I am reminded of a Twitter exchange I had with Trisha Greenhalgh some time ago. She challenged me with a proposition that ‘everything is in the text’ (or something similar – I cannot remember). I said no, but I didn’t explain. And here it is. No, not everything is in the text. There is also a kidney that is (hopefully) happily sitting in my body, then a surgeon ‘cuts it out’, takes it to another body and puts it in. Yes, I am writing about it (it’s a text), it might only be accessible trough a text, while the surgeon’s actions might be a result of semiosis, but it all does not boil down to a label, or even a text. You know, it’s a kidney!

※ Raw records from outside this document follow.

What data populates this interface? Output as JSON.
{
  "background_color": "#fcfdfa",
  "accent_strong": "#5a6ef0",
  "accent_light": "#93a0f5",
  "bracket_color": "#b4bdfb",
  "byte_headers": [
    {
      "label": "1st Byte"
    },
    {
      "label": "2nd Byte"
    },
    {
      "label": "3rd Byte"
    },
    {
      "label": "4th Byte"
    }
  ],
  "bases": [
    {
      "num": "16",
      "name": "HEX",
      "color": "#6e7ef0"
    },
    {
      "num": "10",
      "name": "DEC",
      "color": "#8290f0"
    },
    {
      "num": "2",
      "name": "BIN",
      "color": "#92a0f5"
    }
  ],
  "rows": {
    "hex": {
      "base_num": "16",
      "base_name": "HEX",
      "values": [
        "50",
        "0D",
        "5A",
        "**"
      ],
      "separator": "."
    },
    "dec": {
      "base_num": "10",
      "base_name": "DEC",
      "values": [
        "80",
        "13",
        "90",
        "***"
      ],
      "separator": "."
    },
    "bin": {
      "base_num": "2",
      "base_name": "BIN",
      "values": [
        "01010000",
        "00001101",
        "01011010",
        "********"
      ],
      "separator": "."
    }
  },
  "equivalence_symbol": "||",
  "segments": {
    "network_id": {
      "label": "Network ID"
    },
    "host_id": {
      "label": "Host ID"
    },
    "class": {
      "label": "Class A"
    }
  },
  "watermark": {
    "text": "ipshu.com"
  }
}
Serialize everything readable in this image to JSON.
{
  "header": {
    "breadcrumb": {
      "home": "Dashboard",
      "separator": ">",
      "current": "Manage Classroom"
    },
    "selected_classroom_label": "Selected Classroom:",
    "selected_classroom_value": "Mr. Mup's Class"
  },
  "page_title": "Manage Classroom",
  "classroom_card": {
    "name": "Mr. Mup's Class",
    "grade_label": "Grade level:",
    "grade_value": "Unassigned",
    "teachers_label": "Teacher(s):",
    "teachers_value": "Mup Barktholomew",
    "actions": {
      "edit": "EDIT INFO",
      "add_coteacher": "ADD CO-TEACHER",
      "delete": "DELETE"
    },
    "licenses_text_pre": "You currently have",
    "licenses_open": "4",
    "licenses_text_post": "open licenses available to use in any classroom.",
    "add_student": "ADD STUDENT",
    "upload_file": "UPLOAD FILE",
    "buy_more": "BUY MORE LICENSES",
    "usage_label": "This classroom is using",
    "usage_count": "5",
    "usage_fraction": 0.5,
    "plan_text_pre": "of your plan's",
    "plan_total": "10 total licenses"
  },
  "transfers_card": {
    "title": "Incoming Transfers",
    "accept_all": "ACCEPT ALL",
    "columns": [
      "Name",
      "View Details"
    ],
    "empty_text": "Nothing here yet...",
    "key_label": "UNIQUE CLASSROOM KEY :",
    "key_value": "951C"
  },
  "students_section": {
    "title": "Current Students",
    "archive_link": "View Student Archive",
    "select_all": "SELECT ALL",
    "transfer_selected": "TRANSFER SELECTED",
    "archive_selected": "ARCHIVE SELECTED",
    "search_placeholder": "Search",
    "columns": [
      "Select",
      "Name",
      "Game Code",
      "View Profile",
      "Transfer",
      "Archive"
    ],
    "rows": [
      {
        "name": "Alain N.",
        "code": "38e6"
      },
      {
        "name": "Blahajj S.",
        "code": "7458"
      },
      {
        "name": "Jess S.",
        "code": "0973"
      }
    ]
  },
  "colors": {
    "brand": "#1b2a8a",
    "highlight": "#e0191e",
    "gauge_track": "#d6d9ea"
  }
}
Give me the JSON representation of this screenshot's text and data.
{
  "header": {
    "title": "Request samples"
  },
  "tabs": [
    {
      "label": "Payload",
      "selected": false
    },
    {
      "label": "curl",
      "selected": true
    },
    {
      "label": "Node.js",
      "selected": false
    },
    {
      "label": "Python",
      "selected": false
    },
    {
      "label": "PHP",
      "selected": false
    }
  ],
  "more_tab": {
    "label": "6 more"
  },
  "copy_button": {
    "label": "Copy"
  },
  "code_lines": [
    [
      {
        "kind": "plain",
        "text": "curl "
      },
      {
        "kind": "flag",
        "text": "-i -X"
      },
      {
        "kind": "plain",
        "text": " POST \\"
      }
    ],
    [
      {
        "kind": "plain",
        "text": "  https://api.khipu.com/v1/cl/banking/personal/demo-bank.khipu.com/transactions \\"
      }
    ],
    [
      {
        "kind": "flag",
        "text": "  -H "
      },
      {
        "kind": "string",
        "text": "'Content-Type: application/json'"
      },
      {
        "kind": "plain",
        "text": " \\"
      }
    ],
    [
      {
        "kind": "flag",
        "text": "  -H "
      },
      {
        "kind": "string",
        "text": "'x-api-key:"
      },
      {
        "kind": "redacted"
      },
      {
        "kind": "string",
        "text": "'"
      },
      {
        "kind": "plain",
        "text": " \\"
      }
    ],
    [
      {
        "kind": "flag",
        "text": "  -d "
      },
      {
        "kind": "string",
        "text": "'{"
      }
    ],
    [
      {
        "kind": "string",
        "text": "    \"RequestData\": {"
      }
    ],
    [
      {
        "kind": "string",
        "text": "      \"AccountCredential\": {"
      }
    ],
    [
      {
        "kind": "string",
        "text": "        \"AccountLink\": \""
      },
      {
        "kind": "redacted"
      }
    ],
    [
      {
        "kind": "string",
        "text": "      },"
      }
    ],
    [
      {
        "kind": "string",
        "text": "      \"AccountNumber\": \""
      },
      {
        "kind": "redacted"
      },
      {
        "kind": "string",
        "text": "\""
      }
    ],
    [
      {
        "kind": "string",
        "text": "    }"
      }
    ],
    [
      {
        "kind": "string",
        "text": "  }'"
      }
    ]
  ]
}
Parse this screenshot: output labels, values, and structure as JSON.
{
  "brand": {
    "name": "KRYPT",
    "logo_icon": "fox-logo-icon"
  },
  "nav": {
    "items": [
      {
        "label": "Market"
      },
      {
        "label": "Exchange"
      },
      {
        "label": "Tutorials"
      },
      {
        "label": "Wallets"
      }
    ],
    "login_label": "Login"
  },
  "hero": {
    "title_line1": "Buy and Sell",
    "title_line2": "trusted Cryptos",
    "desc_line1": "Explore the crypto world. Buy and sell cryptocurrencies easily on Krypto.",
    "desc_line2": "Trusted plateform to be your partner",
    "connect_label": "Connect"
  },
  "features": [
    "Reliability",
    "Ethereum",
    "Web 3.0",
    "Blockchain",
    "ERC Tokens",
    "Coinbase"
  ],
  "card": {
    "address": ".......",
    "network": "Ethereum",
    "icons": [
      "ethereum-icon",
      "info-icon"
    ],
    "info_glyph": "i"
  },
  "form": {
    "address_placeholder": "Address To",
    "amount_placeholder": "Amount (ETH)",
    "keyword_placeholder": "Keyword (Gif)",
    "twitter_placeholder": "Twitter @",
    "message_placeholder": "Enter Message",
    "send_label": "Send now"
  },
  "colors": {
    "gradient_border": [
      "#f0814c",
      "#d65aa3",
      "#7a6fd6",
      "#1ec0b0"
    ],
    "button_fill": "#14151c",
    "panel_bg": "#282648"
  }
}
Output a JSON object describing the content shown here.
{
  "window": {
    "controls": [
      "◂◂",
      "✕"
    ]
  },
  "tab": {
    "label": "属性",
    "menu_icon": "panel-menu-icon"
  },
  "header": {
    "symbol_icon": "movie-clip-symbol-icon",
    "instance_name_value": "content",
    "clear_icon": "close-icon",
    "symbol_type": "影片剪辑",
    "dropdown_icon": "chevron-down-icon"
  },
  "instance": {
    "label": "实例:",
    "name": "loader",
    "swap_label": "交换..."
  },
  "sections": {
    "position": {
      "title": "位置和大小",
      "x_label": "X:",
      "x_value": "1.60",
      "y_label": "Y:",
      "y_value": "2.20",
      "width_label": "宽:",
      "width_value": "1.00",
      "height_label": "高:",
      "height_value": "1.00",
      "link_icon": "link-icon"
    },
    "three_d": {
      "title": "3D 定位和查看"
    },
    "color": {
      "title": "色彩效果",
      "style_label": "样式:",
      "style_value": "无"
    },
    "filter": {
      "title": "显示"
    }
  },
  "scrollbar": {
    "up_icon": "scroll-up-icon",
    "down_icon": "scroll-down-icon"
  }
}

I am not entirely certain what reality is and, gosh, do I not want to engage with the question! I am, however, pretty certain that reality is not only about changing the label!!

And so, as I was listening to those talking about ‘paying’, those talking about ‘incentivising’ and those talking about ‘helping the poor’, I wanted them to stop and consider the fact that you can narrate all you want, but, again, it does not change the fact there is a wound in the body that needs to heal etc..  In not so many words, and less eloquently, I made this point in the discussion.

Here comes the irony of it all, though. I was a linguist (later I was even referred to at the conference as ‘the linguist’) who was asking the non-linguists to stop talking about language and focus also on the kidney. I mean – it is funny. But the really funny bit is that they ignored me completely, happily defining phrases, labels, concepts. But I also met a nurse and a transplant surgeon. It was quite refreshing to listen to them. They didn’t talk about labels or ‘helping the poor people’. We tried to understand each other’s worlds. Hopefully, we did. Thank you, Lisa and Frank!